Remember when you did well at school and you got a book token? Oh how I miss those days. We didn't get a single book on gardening from Santa this year. Not that we really need any as Andrew has this habit of visiting a glorious second hand book shop close to his work and bringing home fabulous finds, even some from the 50s, which I love because they have detailed drawings over the often style-over-substance photography books we get now.
So here I would love to share with you some of my favourite gardening books from the Gault library.
However, if it's the more involved book you are looking for with that War Era Ethos then you simply can't beat Digging for Victory: Wartime Gardening with Mr Middleton. I bought myself a copy of this about 2 years ago and think it's fabulous. It takes you by the hand (remember the original version was designed for home owners to grow their own in their own gardens out of necessity and Government decree) and guides you through the growing year with a charm that is so very BBC and 'proper'. I delight in it as an educational tool but also as simply an entertaining read to dip in and out off.
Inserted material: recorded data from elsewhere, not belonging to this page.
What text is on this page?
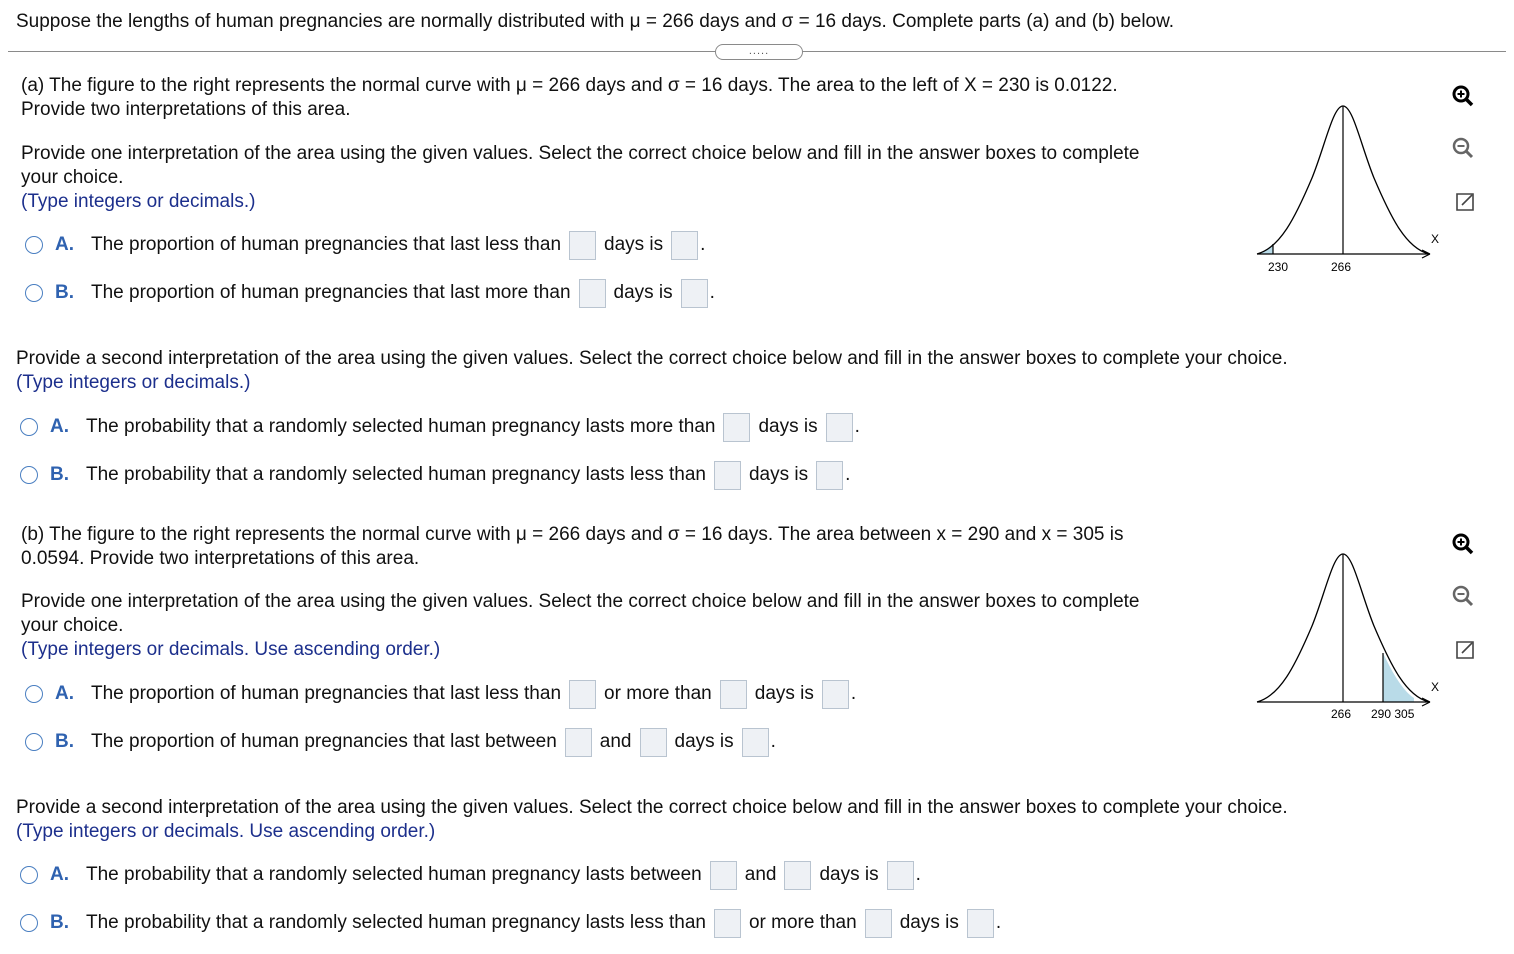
Suppose the lengths of human pregnancies are normally distributed with μ = 266 days and σ = 16 days. Complete parts (a) and (b) below.
.....
(a) The figure to the right represents the normal curve with μ = 266 days and σ = 16 days. The area to the left of X = 230 is 0.0122.
Provide two interpretations of this area.
Provide one interpretation of the area using the given values. Select the correct choice below and fill in the answer boxes to complete
your choice.
(Type integers or decimals.)
A. The proportion of human pregnancies that last less than days is .
B. The proportion of human pregnancies that last more than days is .
Provide a second interpretation of the area using the given values. Select the correct choice below and fill in the answer boxes to complete your choice.
(Type integers or decimals.)
A. The probability that a randomly selected human pregnancy lasts more than days is .
B. The probability that a randomly selected human pregnancy lasts less than days is .
230	266
X
(b) The figure to the right represents the normal curve with μ = 266 days and σ = 16 days. The area between x = 290 and x = 305 is
0.0594. Provide two interpretations of this area.
Provide one interpretation of the area using the given values. Select the correct choice below and fill in the answer boxes to complete
your choice.
(Type integers or decimals. Use ascending order.)
A. The proportion of human pregnancies that last less than or more than days is .
B. The proportion of human pregnancies that last between and days is .
Provide a second interpretation of the area using the given values. Select the correct choice below and fill in the answer boxes to complete your choice.
(Type integers or decimals. Use ascending order.)
A. The probability that a randomly selected human pregnancy lasts between and days is .
B. The probability that a randomly selected human pregnancy lasts less than or more than days is .
266 290 305
X
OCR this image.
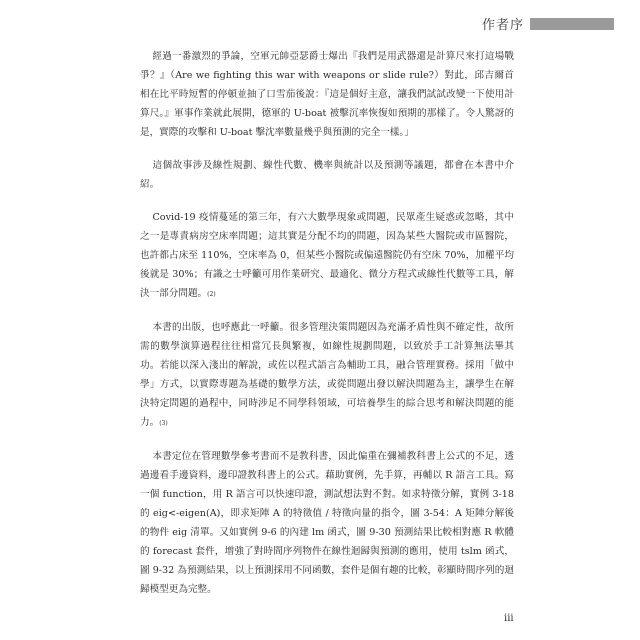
作者序

經過一番激烈的爭論，空軍元帥亞瑟爵士爆出『我們是用武器還是計算尺來打這場戰爭？』（Are we fighting this war with weapons or slide rule?）對此，邱吉爾首相在比平時短暫的停頓並抽了口雪茄後說：『這是個好主意，讓我們試試改變一下使用計算尺。』軍事作業就此展開，德軍的 U-boat 被擊沉率恢復如預期的那樣了。令人驚訝的是，實際的攻擊和 U-boat 擊沈率數量幾乎與預測的完全一樣。」

這個故事涉及線性規劃、線性代數、機率與統計以及預測等議題，都會在本書中介紹。

Covid-19 疫情蔓延的第三年，有六大數學現象或問題，民眾產生疑惑或忽略，其中之一是專責病房空床率問題；這其實是分配不均的問題，因為某些大醫院或市區醫院，也許都占床至 110%，空床率為 0，但某些小醫院或偏遠醫院仍有空床 70%，加權平均後就是 30%；有識之士呼籲可用作業研究、最適化、微分方程式或線性代數等工具，解決一部分問題。(2)

本書的出版，也呼應此一呼籲。很多管理決策問題因為充滿矛盾性與不確定性，故所需的數學演算過程往往相當冗長與繁複，如線性規劃問題，以致於手工計算無法畢其功。若能以深入淺出的解說，或佐以程式語言為輔助工具，融合管理實務。採用「做中學」方式，以實際專題為基礎的數學方法，或從問題出發以解決問題為主，讓學生在解決特定問題的過程中，同時涉足不同學科領域，可培養學生的綜合思考和解決問題的能力。(3)

本書定位在管理數學參考書而不是教科書，因此偏重在彌補教科書上公式的不足，透過邊看手邊資料，邊印證教科書上的公式。藉助實例，先手算，再輔以 R 語言工具。寫一個 function，用 R 語言可以快速印證，測試想法對不對。如求特徵分解，實例 3-18 的 eig<-eigen(A)，即求矩陣 A 的特徵值 / 特徵向量的指令，圖 3-54：A 矩陣分解後的物件 eig 清單。又如實例 9-6 的內建 lm 函式，圖 9-30 預測結果比較相對應 R 軟體的 forecast 套件，增強了對時間序列物件在線性迴歸與預測的應用，使用 tslm 函式，圖 9-32 為預測結果，以上預測採用不同函數，套件是個有趣的比較，彰顯時間序列的迴歸模型更為完整。

iii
****For Veggie growing in particular I have a super duper soft spot for The Allotment Book by Andi Clevely, it's the first one we bought specifically for the plots :) For a novice it is a life saver but we have found it still is a go to book and that is us in our 5th year, so I think it's must have. I especially love the sections at the start of each chapter which detail so simply what you could sow now, plant now and eat now even throwing in a few easy recipes - it really makes the whole thing such fun, which is exactly how it should be!
****Lastly for me the must have books are those written by the River Cottage people. They very cleverly mix knowledge with stylish photography, layout and gorgeous paper and covers like no other people I have seen yet. Yes I am one of those people to whom the texture and density of the paper is exciting. These could easily be coffee table books, so I like them okay!? First up for me is Veg Patch: River Cottage Handbook No.4 by Mark Diacono who is basically a genius. Who else can make soil types, pests and compost so interesting and bring out that inner geek in you? I love his personal twist on how we all have favourites and dream veggies to grow and he helps to calm you down and tell you what is best for where you are = I want him to live in my shed and just tell me stories whilst making me totally organic and knowledgeable; heaven.
This is one I shall be using this year a lot so you'll see loads of it - Preserves: River Cottage Handbook No.2 by Pam Corbin.... oh and this one too- Hedgerow (River Cottage Handbook) by John Wright. I have my eyes set on making more of the food we grow and the berries etc that we see whilst out walking. 2013 is going to be a good one!!!
So I hope this inspires you to read up on new techniques, get cool recipes gathered together and prepare of an AWESOME new year. Here are some of the others that Andrew will be reading and I shall looking at the pictures in, lol. We sort of love books in this house :)
Love and Hugs x
Andrew has asked that his favourite book be highlighted and naturally I have had to comply :) He loves Grow Your Own Vegetables by Joy Larkcom as shown here >
He feels it speaks to him and has the most comprehensive, practicable and simple information on individual vegetables. Ms Larkcom has travelled the world and gained much knowledge on the topic of growing your own which she shares here with obvious enthusiasm. It naturally covers the areas of soil type, pests and tools as well. It's main ethos though seems to be getting the most out of the space you have and who doesn't like the sound of that?!